Tennyson Walker is a retired business owner from Moncton. He says we live in an energy hub with wind power, natural gas, and an energy grid. He thinks we should be looking for ways to make our utility more profitable; not trying to sell off our problems to Hydro-Quebec.
“We live in the Saudi Arabia of wind power,” Walker said. “Why are we giving all of our profits away to Alberta companies and now Quebec.”
Walker believes New Brunswick has a lot of potential to sell energy to the eastern United States. He can’t understand why it would sell off one of its remaining assets, instead of trying to create opportunities.

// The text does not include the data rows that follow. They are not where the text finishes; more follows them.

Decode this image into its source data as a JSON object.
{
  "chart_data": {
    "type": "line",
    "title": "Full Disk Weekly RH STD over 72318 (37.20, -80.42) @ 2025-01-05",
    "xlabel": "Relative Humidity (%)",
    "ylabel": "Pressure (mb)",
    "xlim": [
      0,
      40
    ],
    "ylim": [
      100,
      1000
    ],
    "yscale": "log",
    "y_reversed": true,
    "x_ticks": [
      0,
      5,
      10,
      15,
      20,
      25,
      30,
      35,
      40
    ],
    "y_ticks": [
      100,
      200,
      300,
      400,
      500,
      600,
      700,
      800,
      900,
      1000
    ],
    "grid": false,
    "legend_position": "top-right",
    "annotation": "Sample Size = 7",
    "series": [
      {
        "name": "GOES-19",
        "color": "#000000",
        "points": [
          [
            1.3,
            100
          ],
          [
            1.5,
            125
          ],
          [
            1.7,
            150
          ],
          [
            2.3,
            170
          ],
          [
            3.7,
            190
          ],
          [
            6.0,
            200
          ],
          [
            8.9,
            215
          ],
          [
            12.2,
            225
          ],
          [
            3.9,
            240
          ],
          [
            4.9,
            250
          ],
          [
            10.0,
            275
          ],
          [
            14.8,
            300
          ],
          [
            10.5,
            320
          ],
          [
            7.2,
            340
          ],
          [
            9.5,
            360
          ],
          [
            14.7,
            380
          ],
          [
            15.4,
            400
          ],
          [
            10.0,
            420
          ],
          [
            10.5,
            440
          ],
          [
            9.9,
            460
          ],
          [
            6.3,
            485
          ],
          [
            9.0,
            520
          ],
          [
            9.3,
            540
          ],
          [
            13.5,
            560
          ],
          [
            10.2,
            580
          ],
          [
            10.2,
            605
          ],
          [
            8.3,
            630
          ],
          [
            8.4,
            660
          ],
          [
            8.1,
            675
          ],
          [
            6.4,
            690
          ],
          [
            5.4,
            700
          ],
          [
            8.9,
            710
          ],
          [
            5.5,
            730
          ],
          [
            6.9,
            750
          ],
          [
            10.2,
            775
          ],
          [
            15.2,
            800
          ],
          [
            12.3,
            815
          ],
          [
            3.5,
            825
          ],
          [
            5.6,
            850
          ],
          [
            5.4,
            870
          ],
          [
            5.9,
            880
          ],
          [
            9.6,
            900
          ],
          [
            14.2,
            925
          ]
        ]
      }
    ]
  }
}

And he might have a point. This is the hottest topic in the province and it’s getting national attention from the country’s king of satire.
Walker sees wind farms and nuclear energy as a large job sector for the province in the future. He doesn’t want to see good work going to another province or to the United States. He thinks New Brunswick is giving up too much in the deal with Hydro-Quebec. He thinks the province should try to make this work for New Brunswickers.
“We already have the infrastructure,” Walker said. “Now all we have to do is make a profit and we can create jobs and opportunity.”